The opportunities for start-up investment in Francophone Africa have improved considerably over the last three years but remain challenging. Russell Southwood talked to Olivier Furdelle, co-founder, Teranga Capital about what he's looking for in an investment.
Olivier Furdelle describes the spark for the launching of Teranga Capital happening "by coincidence as happens with many things in business life." He first came to Senegal in 2010 when he was working alongside an investment fund as a consuktant on impact investment.
Through this work he met his co-founder Omar Cisse, then General Manager of Dakar tech hub CTIC:"It took us some time to launch. I supported the incubator and some of the start-ups. Access to finance is very complicated for start-ups. The idea for Teranga Capital was born in 2013/14. We were pioneers and the investors we approached were very cautious about SMEs and start-ups."
One of the initial challenges was what Furdelle describes as the "high level of informality". The local start-ups were not familiar with equity investment and they had to work quite hard to identify potential projects." However, eventually they broke through and found their first investor, Investisseurs & Partnernaires who had invested in West and Central Africa:"We teamed up with them in March 2016."
The fund size was the equivalent of US$7 million:"We were atypical in terms of size and mission. We invest in the low end of the spectrum, between US$50,000 and US$0.5 million in equity. This scale is something that's not traditionally done". In terms of geography, the funds are targeted at Senegal and neighboring countries. Other investors in the fund now include: FONSIS, Sonatel, Askia and SGBS.

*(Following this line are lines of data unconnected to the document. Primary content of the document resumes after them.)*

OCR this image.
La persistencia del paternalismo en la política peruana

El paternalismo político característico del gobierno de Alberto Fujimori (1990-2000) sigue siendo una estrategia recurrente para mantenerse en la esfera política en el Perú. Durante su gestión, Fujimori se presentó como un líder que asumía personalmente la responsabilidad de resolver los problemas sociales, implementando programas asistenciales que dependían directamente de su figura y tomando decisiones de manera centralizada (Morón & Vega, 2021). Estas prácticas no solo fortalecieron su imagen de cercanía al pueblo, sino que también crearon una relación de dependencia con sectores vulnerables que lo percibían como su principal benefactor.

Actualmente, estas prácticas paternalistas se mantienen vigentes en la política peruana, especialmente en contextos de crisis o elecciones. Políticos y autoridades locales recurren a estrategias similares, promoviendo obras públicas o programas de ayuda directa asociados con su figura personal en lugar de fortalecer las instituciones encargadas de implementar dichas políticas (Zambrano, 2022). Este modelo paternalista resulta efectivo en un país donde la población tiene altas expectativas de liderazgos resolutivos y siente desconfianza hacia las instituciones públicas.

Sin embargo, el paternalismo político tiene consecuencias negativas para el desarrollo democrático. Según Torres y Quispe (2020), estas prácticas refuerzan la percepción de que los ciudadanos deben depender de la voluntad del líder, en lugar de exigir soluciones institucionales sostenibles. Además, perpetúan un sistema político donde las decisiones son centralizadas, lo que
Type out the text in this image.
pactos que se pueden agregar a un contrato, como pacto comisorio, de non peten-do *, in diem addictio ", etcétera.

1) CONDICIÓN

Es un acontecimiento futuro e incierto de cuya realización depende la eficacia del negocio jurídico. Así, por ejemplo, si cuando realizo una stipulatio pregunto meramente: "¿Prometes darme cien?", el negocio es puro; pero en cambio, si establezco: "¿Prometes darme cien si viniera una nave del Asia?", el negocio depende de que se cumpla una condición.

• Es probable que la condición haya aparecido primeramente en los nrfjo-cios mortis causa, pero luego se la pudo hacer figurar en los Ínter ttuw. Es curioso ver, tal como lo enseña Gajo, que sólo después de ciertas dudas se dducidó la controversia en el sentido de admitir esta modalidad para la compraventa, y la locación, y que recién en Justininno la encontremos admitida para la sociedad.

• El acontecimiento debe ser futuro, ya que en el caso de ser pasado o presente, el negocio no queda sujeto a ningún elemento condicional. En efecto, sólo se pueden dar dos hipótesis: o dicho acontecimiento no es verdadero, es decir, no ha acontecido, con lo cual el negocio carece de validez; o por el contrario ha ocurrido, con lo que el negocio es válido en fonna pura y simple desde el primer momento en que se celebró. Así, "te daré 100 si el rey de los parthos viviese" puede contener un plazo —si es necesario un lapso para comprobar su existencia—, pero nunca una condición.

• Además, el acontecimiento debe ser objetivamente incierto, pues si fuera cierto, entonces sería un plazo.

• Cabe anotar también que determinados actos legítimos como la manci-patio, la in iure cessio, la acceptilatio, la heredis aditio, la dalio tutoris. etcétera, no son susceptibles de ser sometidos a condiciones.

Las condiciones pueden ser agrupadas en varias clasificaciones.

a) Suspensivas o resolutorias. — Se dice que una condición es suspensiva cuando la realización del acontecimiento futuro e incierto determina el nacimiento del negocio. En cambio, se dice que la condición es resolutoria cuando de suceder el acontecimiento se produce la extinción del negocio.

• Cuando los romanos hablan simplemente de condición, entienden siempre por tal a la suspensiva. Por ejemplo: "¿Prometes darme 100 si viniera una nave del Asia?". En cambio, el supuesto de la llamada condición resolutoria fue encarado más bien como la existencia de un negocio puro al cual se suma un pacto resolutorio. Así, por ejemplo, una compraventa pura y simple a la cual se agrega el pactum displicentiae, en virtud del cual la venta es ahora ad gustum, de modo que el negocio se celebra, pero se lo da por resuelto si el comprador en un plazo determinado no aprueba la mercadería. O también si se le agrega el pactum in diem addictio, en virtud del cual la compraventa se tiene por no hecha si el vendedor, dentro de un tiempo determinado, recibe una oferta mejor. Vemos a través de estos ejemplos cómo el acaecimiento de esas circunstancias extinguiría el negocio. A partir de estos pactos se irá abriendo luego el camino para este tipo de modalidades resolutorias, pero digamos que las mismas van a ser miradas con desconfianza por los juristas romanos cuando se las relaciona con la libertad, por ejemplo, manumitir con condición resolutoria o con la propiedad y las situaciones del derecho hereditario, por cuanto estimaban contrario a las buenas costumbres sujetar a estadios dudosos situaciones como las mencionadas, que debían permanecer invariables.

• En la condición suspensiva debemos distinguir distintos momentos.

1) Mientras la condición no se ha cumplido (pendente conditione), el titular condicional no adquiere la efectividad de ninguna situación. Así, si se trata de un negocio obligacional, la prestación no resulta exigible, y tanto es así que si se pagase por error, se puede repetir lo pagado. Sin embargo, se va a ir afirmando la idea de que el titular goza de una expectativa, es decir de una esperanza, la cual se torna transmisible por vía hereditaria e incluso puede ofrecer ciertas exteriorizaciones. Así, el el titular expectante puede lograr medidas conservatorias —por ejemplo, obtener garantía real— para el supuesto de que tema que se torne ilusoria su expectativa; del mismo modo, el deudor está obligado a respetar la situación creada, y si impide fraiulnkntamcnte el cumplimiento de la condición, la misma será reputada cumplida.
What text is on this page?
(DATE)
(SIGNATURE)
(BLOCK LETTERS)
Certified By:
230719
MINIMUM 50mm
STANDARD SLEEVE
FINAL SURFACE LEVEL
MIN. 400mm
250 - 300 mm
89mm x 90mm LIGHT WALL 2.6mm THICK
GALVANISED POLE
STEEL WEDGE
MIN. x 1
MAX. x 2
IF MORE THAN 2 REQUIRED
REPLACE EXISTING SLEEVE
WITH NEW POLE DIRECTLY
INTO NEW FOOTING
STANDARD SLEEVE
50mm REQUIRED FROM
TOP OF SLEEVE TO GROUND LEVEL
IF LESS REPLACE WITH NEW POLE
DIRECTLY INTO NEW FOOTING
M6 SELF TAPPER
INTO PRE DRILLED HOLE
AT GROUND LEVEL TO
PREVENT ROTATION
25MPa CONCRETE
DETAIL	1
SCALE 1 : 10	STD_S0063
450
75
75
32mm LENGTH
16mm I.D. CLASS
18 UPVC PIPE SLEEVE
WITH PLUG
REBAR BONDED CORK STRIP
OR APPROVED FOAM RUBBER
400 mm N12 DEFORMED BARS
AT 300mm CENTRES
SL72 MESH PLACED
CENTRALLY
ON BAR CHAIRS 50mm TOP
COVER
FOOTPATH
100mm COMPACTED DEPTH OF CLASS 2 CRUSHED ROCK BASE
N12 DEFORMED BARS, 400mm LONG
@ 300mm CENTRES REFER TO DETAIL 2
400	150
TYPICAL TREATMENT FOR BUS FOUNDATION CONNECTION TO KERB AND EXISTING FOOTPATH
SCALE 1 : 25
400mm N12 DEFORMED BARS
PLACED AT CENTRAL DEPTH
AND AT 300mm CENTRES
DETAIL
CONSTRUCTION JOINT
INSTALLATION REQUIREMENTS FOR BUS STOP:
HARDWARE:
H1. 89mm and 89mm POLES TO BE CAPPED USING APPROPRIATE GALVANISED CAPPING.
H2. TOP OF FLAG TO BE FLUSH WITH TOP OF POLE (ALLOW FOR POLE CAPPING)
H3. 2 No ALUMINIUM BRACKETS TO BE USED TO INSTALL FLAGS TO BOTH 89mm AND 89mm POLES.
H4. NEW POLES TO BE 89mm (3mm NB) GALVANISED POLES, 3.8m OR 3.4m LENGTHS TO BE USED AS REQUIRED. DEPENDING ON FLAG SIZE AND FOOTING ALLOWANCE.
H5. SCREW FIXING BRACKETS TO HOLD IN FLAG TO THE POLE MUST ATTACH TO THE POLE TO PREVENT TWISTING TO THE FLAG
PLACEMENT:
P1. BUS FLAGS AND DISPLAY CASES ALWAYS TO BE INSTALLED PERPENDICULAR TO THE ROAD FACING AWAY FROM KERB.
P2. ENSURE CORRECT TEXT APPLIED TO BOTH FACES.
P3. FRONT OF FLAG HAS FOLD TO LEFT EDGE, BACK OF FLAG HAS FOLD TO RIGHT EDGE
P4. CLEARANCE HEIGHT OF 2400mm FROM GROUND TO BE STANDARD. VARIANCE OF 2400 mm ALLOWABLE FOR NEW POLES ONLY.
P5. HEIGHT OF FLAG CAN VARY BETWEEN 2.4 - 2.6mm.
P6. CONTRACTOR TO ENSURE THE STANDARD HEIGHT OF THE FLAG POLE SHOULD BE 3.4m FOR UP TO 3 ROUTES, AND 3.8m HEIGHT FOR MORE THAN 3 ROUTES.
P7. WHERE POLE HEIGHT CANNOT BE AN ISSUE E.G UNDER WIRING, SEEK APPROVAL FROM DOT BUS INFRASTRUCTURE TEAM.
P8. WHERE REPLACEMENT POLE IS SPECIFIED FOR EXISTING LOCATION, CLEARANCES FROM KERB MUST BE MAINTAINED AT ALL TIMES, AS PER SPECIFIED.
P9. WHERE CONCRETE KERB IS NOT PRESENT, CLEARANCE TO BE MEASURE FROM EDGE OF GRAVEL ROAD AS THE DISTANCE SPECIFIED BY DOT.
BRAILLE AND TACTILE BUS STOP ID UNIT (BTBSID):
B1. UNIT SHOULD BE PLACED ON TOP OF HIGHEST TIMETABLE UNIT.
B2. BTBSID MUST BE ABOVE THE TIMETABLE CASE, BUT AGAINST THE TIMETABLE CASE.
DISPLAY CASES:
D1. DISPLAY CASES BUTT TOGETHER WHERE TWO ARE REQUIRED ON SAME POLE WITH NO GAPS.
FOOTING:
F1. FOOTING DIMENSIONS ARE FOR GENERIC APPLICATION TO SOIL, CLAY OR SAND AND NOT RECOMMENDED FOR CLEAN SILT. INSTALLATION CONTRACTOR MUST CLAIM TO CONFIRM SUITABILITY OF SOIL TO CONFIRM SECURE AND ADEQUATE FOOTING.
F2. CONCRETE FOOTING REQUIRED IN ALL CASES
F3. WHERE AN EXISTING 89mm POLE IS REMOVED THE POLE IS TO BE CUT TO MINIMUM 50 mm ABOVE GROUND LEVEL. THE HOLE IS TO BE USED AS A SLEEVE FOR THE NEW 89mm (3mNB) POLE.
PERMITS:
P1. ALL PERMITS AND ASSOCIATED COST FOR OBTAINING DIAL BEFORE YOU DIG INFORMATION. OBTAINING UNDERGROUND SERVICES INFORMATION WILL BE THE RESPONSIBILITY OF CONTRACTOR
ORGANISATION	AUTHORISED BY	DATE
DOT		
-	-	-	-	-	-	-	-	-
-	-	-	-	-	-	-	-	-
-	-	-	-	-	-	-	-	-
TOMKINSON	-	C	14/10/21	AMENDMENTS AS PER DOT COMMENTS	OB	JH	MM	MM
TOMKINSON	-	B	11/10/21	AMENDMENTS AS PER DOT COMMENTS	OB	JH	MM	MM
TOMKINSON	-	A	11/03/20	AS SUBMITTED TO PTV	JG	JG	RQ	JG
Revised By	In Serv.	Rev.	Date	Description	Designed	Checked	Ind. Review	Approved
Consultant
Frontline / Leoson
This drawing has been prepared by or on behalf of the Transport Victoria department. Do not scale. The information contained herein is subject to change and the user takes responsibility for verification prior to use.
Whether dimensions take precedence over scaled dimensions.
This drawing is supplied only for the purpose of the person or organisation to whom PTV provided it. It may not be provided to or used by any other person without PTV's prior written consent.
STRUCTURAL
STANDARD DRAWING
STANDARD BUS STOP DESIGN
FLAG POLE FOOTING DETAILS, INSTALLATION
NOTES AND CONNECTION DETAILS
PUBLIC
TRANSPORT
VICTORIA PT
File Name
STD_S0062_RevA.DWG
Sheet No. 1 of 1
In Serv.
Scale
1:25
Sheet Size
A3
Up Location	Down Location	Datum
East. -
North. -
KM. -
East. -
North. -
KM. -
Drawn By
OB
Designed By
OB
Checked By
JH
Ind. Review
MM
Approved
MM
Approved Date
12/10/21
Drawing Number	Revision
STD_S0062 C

It now aims to make 3-5 investments a year at these ticket sizes and as Furdelle puts it:"You don't need to have a large fund to do that." But he's holding open the possibility of raising more funds once the initial amount has been invested.
It currently has eight investments it made in 2017, seven in Senegal and one in Gambia. It invests as a minority shareholder, holds its investment for five years and will then look to recycle its investments by being bought out. It also has got funds from donors to seed fund and accelerate four companies.
It wants to be diversified in terms of the companies it looks at but is interested intech, education, health and agricultural production. One of its main criteria is that it wants to invest at proof of concept stage.
Three examples will give some idea of the kind of investments it's looking for. The first of these is Croissance Golden Nuts and Grain that processes cashew nuts. It had been going for 20 years but a generational change happened when the key figure in the company's daughter took the helm. She wanted to raise funds to "dynamise the company".
Teranga put in US$200,000 in equity and is giving technical assistance. The most immediate step was to create a more modern production facility so that it could meet both local and international demand:"It is proving to be an impactful sector and we are an impact fund."
The second investment example is a rural electrification company in Senegal led by a founder who spent 20 years in project finance. It applied for and got a rural electricity concession aimed at those beyond the main state power grid. The company operates on a pre-pay basis using mobile money.
To provide power it operates on a hybrid model, building out medium and low voltage power lines with solar as a back-up. It needs CAPEX to roll-out its infrastructure and might apply for larger concessions once it has shown it can operate at a smaller level.
The third investment example in its portfolio is a company that has built a delivery network that covers both Senegal and Benin:"It's logistics on the back of e-commerce. People like Amazon do not deliver in Senegal. It is able to offer anything from spare parts from China to clothes on the back of a strong tech platform."
The size of its deal pipeline is interesting. It is approached by hundreds of companies every year. Of these, it will have a full discussion with 30 of them and properly evaluate half of them. Of these, it will invest in five:"There is a lack of maturity and quality in the companies that come to us. There is a lack of formalization and there is almost no information about the markets they operate in. Often it's just a nice product."
"There is a lack of a strong commitment to transparency and there needs to be that commitment going forward. Often proof of concepts lack clear elements of demonstration even though they have been through accelerators and incubators."
Are the Francophone markets large enough to grow successful start-ups?:"They're not big enough but it goes back to our investment strategy and it's about the difference between the traditional and tech spaces. So for example a supermarket can be the right platform for the expansion of small traders and if there's sufficient expansion, there will also be export opportunities. In the example of the first company above, it started exports two years after investment.
He argues that in the tech space you need high scalability and growth rates and that by themselves, Senegal and Gambia are not sufficiently large:"From the start we need to embed a regional strategy covering at least Francophone Africa and then Ghana and maybe Nigeria. We believe that this is something that's extremely important. There are few companies that have expanded regionally. We have seen the challenges and the first but it's been promising."